Pada tahun 1991, Universitas Metropolitan Manchester mengungkapkan bahwa anak laki-laki Inggris Bangladesh bermain sepak bola, rata-rata, lebih banyak daripada anak laki-laki kulit putih Inggris. Pada tahun 1996, penulis sepak bola Jas Bains dan Raj Patel menerbitkan laporan komprehensif pertama yang menyelidiki orang-orang Inggris di Asia Selatan dalam sepak bola. Daniel Burdsey dan Aarti Ratna akademisi yang dihormati dengan keahlian di bidang olahraga, ras, dan etnis juga menyelidiki pengecualian tersebut. Pekerjaan mereka telah membantu untuk lebih memahami hambatan dan bagaimana mereka dapat mengatasinya.
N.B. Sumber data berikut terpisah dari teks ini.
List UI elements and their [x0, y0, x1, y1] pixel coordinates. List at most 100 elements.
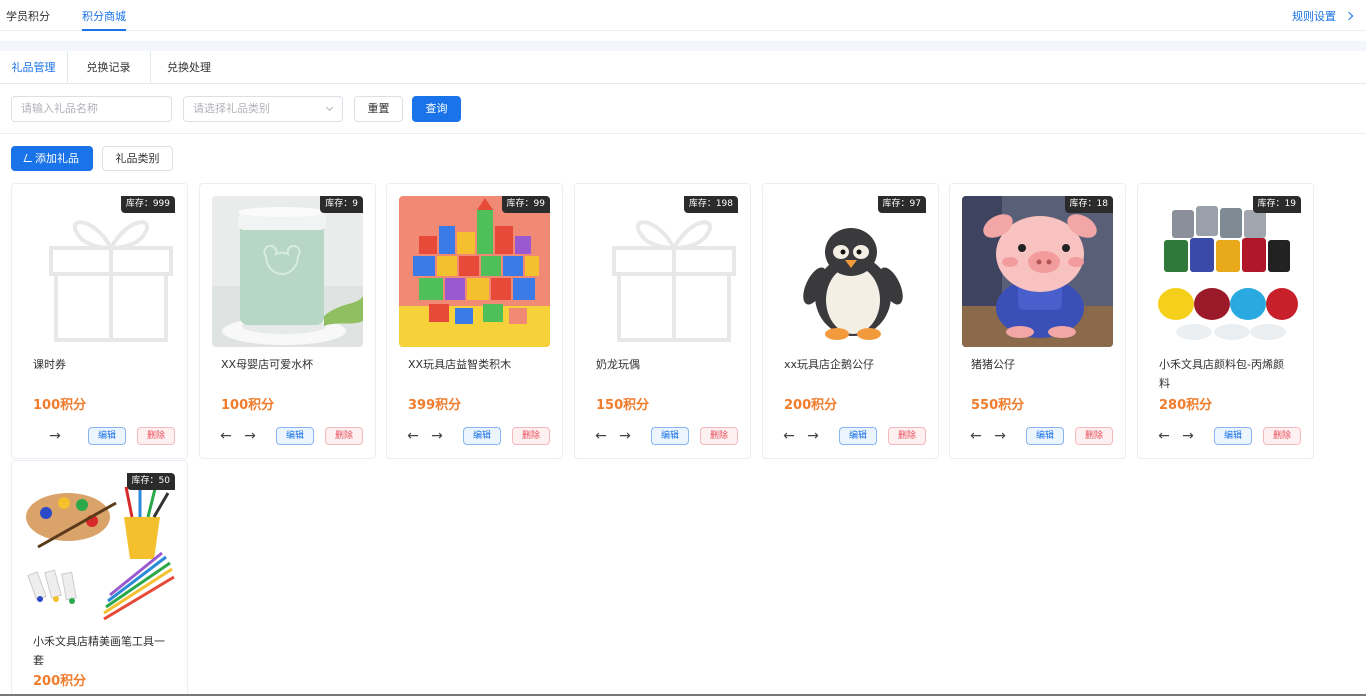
card-actions: ← → 编辑 删除	[1138, 427, 1301, 445]
reset-button[interactable]: 重置	[354, 96, 403, 122]
move-left-button[interactable]: ←	[781, 427, 797, 445]
tab-exchange-records[interactable]: 兑换记录	[67, 51, 150, 84]
rules-settings-link[interactable]: 规则设置	[1292, 8, 1354, 24]
delete-button[interactable]: 删除	[700, 427, 738, 445]
gift-card: 库存：999 课时券 100积分 → 编辑 删除	[11, 183, 188, 459]
add-gift-button[interactable]: 添加礼品	[11, 146, 93, 171]
pig-plush-image	[962, 196, 1113, 347]
acrylic-paints-image	[1150, 196, 1301, 347]
move-left-button[interactable]: ←	[1156, 427, 1172, 445]
stock-badge: 库存：999	[120, 196, 175, 213]
move-right-button[interactable]: →	[242, 427, 258, 445]
card-actions: ← → 编辑 删除	[575, 427, 738, 445]
gift-image	[587, 196, 738, 347]
card-actions: → 编辑 删除	[12, 427, 175, 445]
cup-image	[212, 196, 363, 347]
stock-badge: 库存：19	[1252, 196, 1301, 213]
gift-card: 库存：97 xx玩具店企鹅公仔 200积分 ← → 编辑 删除	[762, 183, 939, 459]
art-tools-image	[24, 473, 175, 624]
gift-points: 550积分	[971, 398, 1025, 413]
gift-image	[1150, 196, 1301, 347]
gift-name-input[interactable]: 请输入礼品名称	[11, 96, 172, 122]
edit-icon	[23, 154, 35, 162]
active-tab-indicator	[82, 29, 126, 31]
stock-badge: 库存：9	[320, 196, 363, 213]
edit-button[interactable]: 编辑	[276, 427, 314, 445]
gift-image	[24, 196, 175, 347]
delete-button[interactable]: 删除	[512, 427, 550, 445]
gift-points: 200积分	[784, 398, 838, 413]
move-right-button[interactable]: →	[429, 427, 445, 445]
top-tab-bar: 学员积分 积分商城 规则设置	[0, 0, 1366, 31]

Pada 2016, saya menerbitkan penelitian saya sendiri yang mengeksplorasi pengalaman bernuansa komunitas sepak bola Asia Selatan Inggris dan menawarkan rekomendasi untuk reformasi. Seluruh badan kerja ini berpusat pada suara British South Asian dan semua strategi inklusi yang diusulkan didasarkan secara empiris. Jika peneliti, organisasi, atau lembaga berencana meluncurkan survei ke dalam topik ini, maka salah satu hal paling berguna yang dapat mereka lakukan pertama kali adalah melihat pekerjaan sebelumnya yang telah dilakukan sehingga mereka dapat mengembangkannya bukan mengulangi ide yang sama.

Membalik halaman

Saatnya untuk pendekatan baru. Buktinya ada di luar sana dan kita tahu apa faktor pengecualiannya. Laporan “baru” yang menggambarkan bahwa ada “masalah” tidak mendorong masalah ke depan mereka membuat percakapan tetap statis. Fokusnya sekarang harus pada apa yang perlu diubah dan bagaimana caranya. Semua penelitian sebelumnya telah menawarkan solusi, termasuk: meningkatkan jalur ke dalam permainan profesional, mengembangkan peluang dalam sepak bola akar rumput, membasmi bentuk-bentuk rasisme yang terang-terangan, dan membuat profil model peran dari seluruh permainan.

Model peran penting karena dua alasan. Pertama, mereka memainkan peran kuat dalam memicu kepercayaan diri masyarakat. Mereka juga menantang stereotip yang dipegang oleh orang dalam institusional seperti pramuka, pelatih, dan manajer beberapa di antaranya mungkin menganggap orang Inggris Asia Selatan sebagai “pertaruhan”.

Hanya ketika narasinya diubah, game akan berhenti menginjak air dalam masalah ini. Sepak bola Inggris harus berhenti menyalahkan komunitas Inggris di Asia Selatan dan menghindari stereotip malas. Sebaliknya, permainan harus menyoroti kisah-kisah positif dari para panutan dulu dan sekarang dan menantang persepsi sempit. Suara Inggris Asia Selatan harus didengar dan sangat terlibat dalam pembangunan langkah-langkah penanggulangan. Hanya ketika ini dilakukan kita akan melihat dunia di mana mereka dianggap sebagai bagian sebenarnya dari budaya sepak bola Inggris dan bukan hanya anggota departemen TI FA.